Museums: The Original Sin City | Volume 61 Number 4, July/August 2008 |
by Richard Covington |
This 20-inch-tall terracotta relief made ca. 1800-1750 B.C. depicts a Babylonian deity known today as the "Queen of the Night." (© The Trustees of the British Museum) |
From Genesis to "Beach Blanket Babylon," few cities have inspired as many legends and works of art (not to mention musical spoofs) as the Mespotamian capital. An exhibition touring Europe aims to celebrate both the myths and the reality behind the ancient metropolis, now a symbol of modern Iraq.
1563 depiction of the Tower of Babel (© Photo RMN/Franck Raux)
Babylon--which opened at the Louvre (March 14-June 2) and will be traveling to Berlin's Pergamon Museum (June 26-October 5) and the British Museum (November 13, 2008-March 15, 2009)--focuses on artifacts dating from the city's beginnings around 2300 B.C. to its abandonment in the second century A.D. The show also features paintings such as Pieter Brueghel the Elder's 1563 oil-on-wood fantasy, The "Little" Tower of Babel, as well as drawings, books, and films about the city.
Babylon has long impressed the world with its military prowess and cultural achievements, which include the 12-month calendar, scientific weights and measures, and dynastic chronicles that influenced the writings in the Bible. At the exhibit entrance stands the famous seven-foot-tall basalt stele inscribed with the Code of Hammurabi (r. 1792-1750 B.C.), the first codified set of laws. Elsewhere are clay tablets recounting the epic of Gilgamesh and the great flood.
A copper figurine dedicated to the god Amurru in the name of King Hammurabi (© Museum Boijmans Van Beuningen, Rotterdam)
Perceptions of the city have shifted with the Zeitgeist. For the fifth-century B.C. Greek historian Herodotus, Babylon "surpassed in splendor any city in the known world." During the Protestant Reformation in the 16th century, the tower of Babel was viewed as a symbol of the revolt of Man against God. But by the Enlightenment in the 18th century, the tower was seen as an extraordinary feat of engineering.
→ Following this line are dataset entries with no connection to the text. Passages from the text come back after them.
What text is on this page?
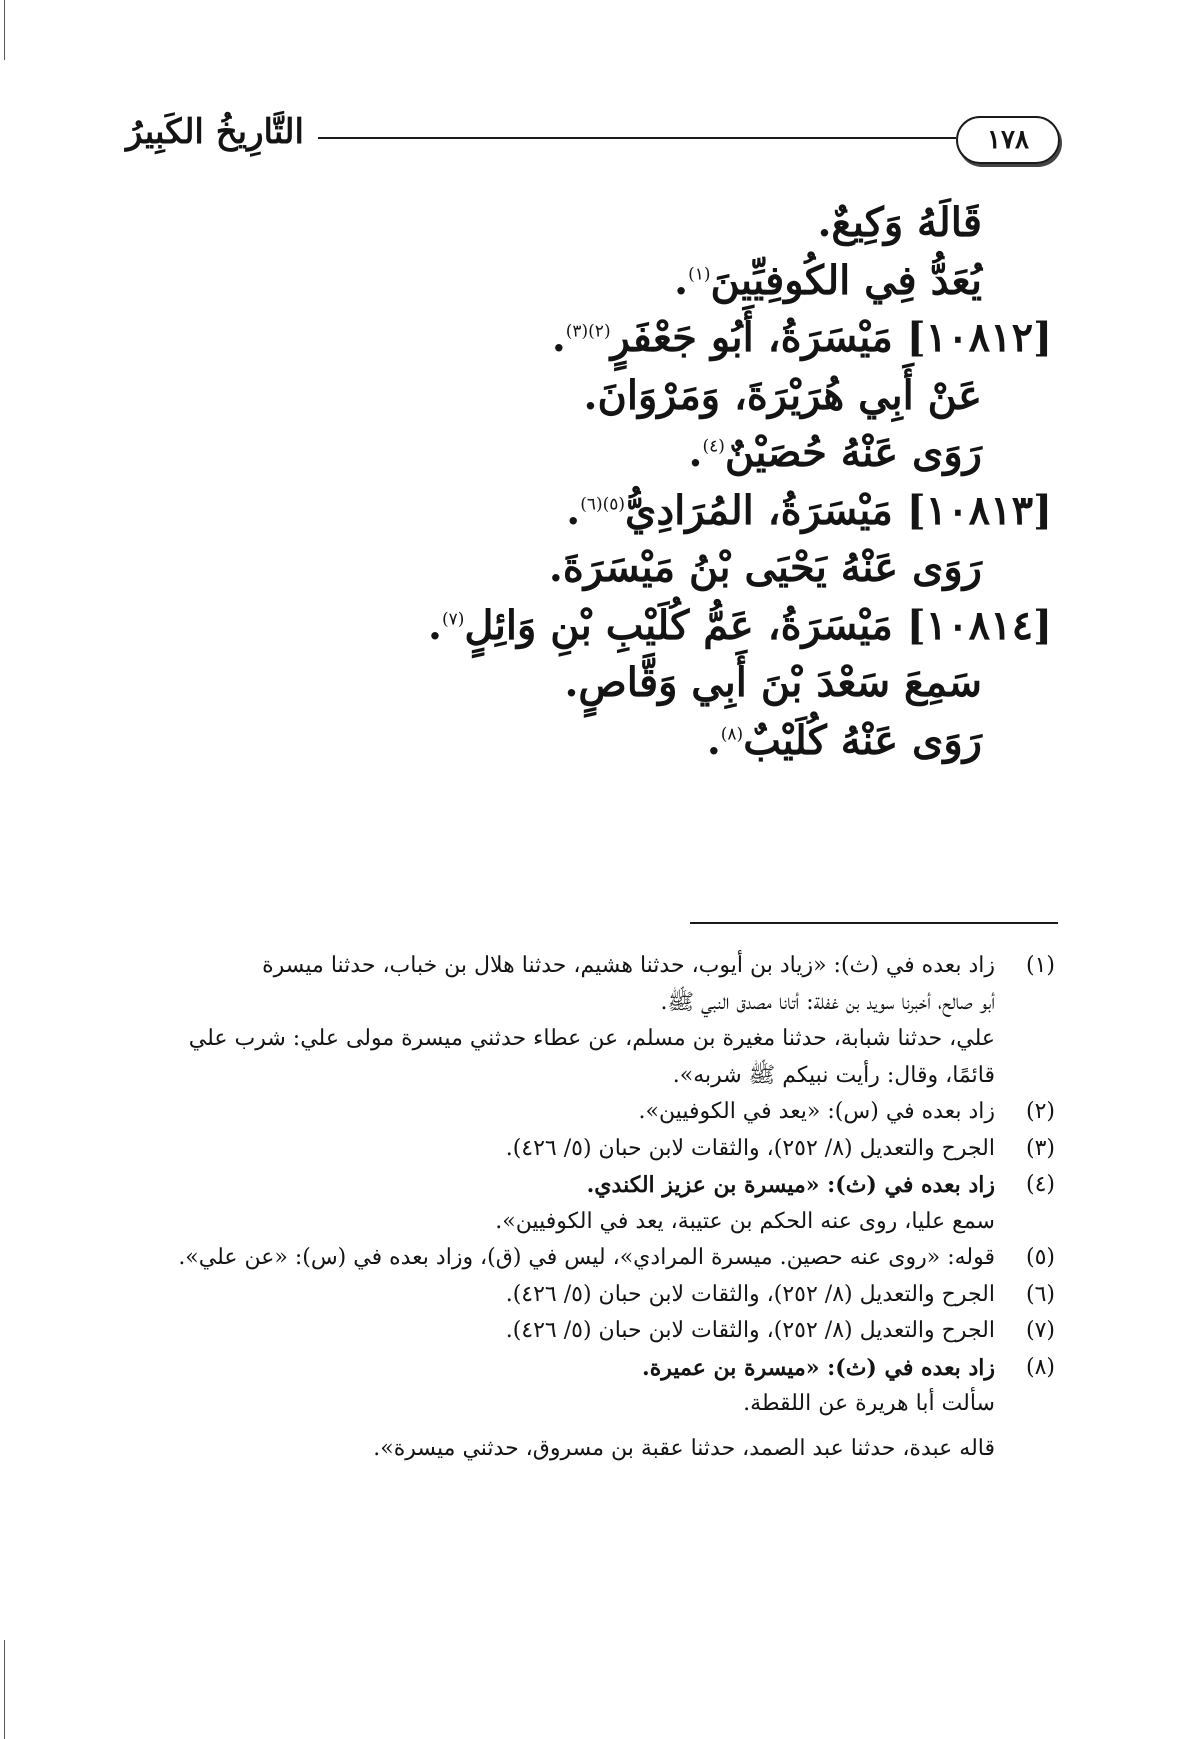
التَّارِيخُ الكَبِيرُ	١٧٨
قَالَهُ وَكِيعٌ.
يُعَدُّ فِي الكُوفِيِّينَ$^{(١)}$.
[١٠٨١٢] مَيْسَرَةُ، أَبُو جَعْفَرٍ$^{(٢)(٣)}$.
عَنْ أَبِي هُرَيْرَةَ، وَمَرْوَانَ.
رَوَى عَنْهُ حُصَيْنٌ$^{(٤)}$.
[١٠٨١٣] مَيْسَرَةُ، المُرَادِيُّ$^{(٥)(٦)}$.
رَوَى عَنْهُ يَحْيَى بْنُ مَيْسَرَةَ.
[١٠٨١٤] مَيْسَرَةُ، عَمُّ كُلَيْبِ بْنِ وَائِلٍ$^{(٧)}$.
سَمِعَ سَعْدَ بْنَ أَبِي وَقَّاصٍ.
رَوَى عَنْهُ كُلَيْبٌ$^{(٨)}$.
(١)
زاد بعده في (ث): «زياد بن أيوب، حدثنا هشيم، حدثنا هلال بن خباب، حدثنا ميسرة
أبو صالح، أخبرنا سويد بن غفلة: أتانا مصدق النبي ﷺ.
علي، حدثنا شبابة، حدثنا مغيرة بن مسلم، عن عطاء حدثني ميسرة مولى علي: شرب علي
قائمًا، وقال: رأيت نبيكم ﷺ شربه».
(٢)
زاد بعده في (س): «يعد في الكوفيين».
(٣)
الجرح والتعديل (٨/ ٢٥٢)، والثقات لابن حبان (٥/ ٤٢٦).
(٤)
زاد بعده في (ث): «ميسرة بن عزيز الكندي.
سمع عليا، روى عنه الحكم بن عتيبة، يعد في الكوفيين».
(٥)
قوله: «روى عنه حصين. ميسرة المرادي»، ليس في (ق)، وزاد بعده في (س): «عن علي».
(٦)
الجرح والتعديل (٨/ ٢٥٢)، والثقات لابن حبان (٥/ ٤٢٦).
(٧)
الجرح والتعديل (٨/ ٢٥٢)، والثقات لابن حبان (٥/ ٤٢٦).
(٨)
زاد بعده في (ث): «ميسرة بن عميرة.
سألت أبا هريرة عن اللقطة.
قاله عبدة، حدثنا عبد الصمد، حدثنا عقبة بن مسروق، حدثني ميسرة».
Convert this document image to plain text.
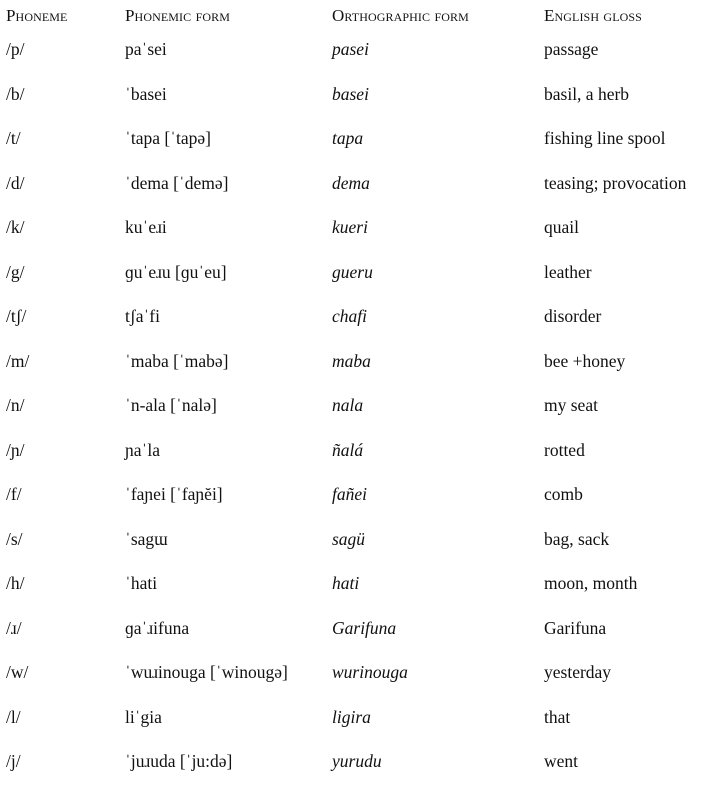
Phoneme	Phonemic form	Orthographic form	English gloss
/p/	paˈsei	pasei	passage
/b/	ˈbasei	basei	basil, a herb
/t/	ˈtapa [ˈtapə]	tapa	fishing line spool
/d/	ˈdema [ˈdemə]	dema	teasing; provocation
/k/	kuˈeɹi	kueri	quail
/g/	ɡuˈeɹu [ɡuˈeu]	gueru	leather
/tʃ/	tʃaˈfi	chafi	disorder
/m/	ˈmaba [ˈmabə]	maba	bee +honey
/n/	ˈn-ala [ˈnalə]	nala	my seat
/ɲ/	ɲaˈla	ñalá	rotted
/f/	ˈfaɲei [ˈfaɲĕi]	fañei	comb
/s/	ˈsagɯ	sagü	bag, sack
/h/	ˈhati	hati	moon, month
/ɹ/	ɡaˈɹifuna	Garifuna	Garifuna
/w/	ˈwuɹinouga [ˈwinougə]	wurinouga	yesterday
/l/	liˈgia	ligira	that
/j/	ˈjuɹuda [ˈju:də]	yurudu	went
The Babylonians experienced a golden age under Nebuchadnezzar II (r. 605-562 B.C.), who restored and expanded the walled city to cover nearly four square miles and built the Hanging Gardens. But in 587 B.C., when he destroyed Jerusalem and deported the Jews to Babylon, Nebuchadnezzar II ensured that the city would become shorthand for decadence and evil. (St. Augustine condemned it as the "anti-Jerusalem.")
The city's other famous rulers also have a prominent place in the exhibit. The period of Persian occupation (559-331 B.C.) is represented by fragments from a stele of Darius I with his foot on the chest of a defeated rebel king. A marble sculpture of Alexander the Great's head is a reminder of the Macedonian ruler's plans to restore Babylon to its former glory, an ambition that went unrealized at his death there in 323 B.C.
Oddly, the exhibition does not address Babylon's recent past. Styling himself as the new Nebuchadnezzar, Saddam Hussein constructed not one, but two kitschy palaces on top of the ancient site. After the 2003 U.S.-led invasion, American forces further damaged the archaeological remains by digging trenches, building a helicopter pad, and using archaeological deposits to fill sandbags.
There are plans to restore the site and eventually turn it into a tourist destination, but for now, a European capital is as close as you will come to Babylon.